Golf has been popular in Fiji for decades. Many of the courses were actually laid out to meet the recreational needs of the old Colonial Sugar Refining Company.
There are five 18-hole courses in Fiji and all except one are located on Viti Levu, the largest island. Of the four on the main island two are in the Suva area, and two are in Nadi.
The Fiji Golf Club (5719 yard, par 72) located in Suva is more akin to a municipal or public links and is very popular with the local crowd.
The Pacific Harbour Golf Club (6908 yards, par 72) is located at Pacific Harbour (a 20 minute drive west of the capital) and was designed by Robert Trent Jones. It’s preferable and more challenging than the Fiji Golf Club. On the western side of Viti Levu (in the Nadi area) there is also the municipal style.
Nadi Airport Golf Club (5882 yards, par 70) which may be more appropriately called the “Runway Way Club”. It lies adjacent to Nadi International Airport. The newest and best course in the Nadi area is the more professional.
Denarau Golf & Racket Club (7150 yards, par 72) which is part of the Denarau/Sheraton Hotel complex. The only other 18 hole course in Fiji is at the Kontiki Resort on the second largest island of Vanua Levu, a miniscule (3401 yard, par 59) links. There are also nine-hole coursesgolfing in Lautoka, Rakiraki, Ba, and at the Fijian Resort Hotel, Naviti Beach Resort and Reef Hotel. There are also short courses in Labasa (in Vanua Levu) and at Soqulu on the island of Taveuni.
Fiji Mocambo Hotel Executive Golf Course: The Mocambo has a nine-hole course with all par 3's. A challenging course as it is set on a steep slope. Green fees: Non-house guests pay $11 and house guests play free. Club hire: $11.
Shangri-La Fijian Resort Executive Golf Course: Newly extended and recreated, the Shangri-La course is the only one in Fiji that offers Tifton Dwarf grass greens. There are five par 3 holes and four par 4 holes.Sand traps, and one hole with a double water hazard make playing for precision rather than power the option.
When you think of golf in Fiji, you can’t help conjuring the image of Vijay Singh, arguably the most famous personality on the world stage ever to come out of this country.
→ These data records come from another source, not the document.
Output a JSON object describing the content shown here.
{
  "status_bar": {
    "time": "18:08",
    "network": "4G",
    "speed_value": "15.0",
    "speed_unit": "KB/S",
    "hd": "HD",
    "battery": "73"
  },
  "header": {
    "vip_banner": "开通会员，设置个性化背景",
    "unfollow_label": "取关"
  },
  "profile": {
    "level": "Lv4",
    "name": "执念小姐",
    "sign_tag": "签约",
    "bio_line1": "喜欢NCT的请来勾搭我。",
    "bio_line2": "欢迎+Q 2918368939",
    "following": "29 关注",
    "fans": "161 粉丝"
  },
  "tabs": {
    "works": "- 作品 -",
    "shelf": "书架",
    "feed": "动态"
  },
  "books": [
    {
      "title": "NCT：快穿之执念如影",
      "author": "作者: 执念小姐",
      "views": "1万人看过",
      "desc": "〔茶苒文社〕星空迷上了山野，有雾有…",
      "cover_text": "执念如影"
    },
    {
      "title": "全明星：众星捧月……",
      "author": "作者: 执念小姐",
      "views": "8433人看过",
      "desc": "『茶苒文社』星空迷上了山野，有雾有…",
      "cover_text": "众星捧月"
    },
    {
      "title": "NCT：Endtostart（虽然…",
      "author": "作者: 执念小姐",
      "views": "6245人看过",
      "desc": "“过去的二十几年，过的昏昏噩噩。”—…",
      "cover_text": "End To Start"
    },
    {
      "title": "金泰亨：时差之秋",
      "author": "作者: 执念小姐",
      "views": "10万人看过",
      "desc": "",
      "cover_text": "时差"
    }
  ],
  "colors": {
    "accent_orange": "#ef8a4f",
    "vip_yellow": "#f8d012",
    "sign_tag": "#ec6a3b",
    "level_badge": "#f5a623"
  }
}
What is Singh like? Who are his friends? What does he think about when he is not thinking about golf? As a piece in the Sikh Times said “It is difficult to answer these questions, because Singh has an uneasy relationship with journalists: he does not trust them and instead of answering questions about himself he would rather play competitive golf. Or at the very least practise.”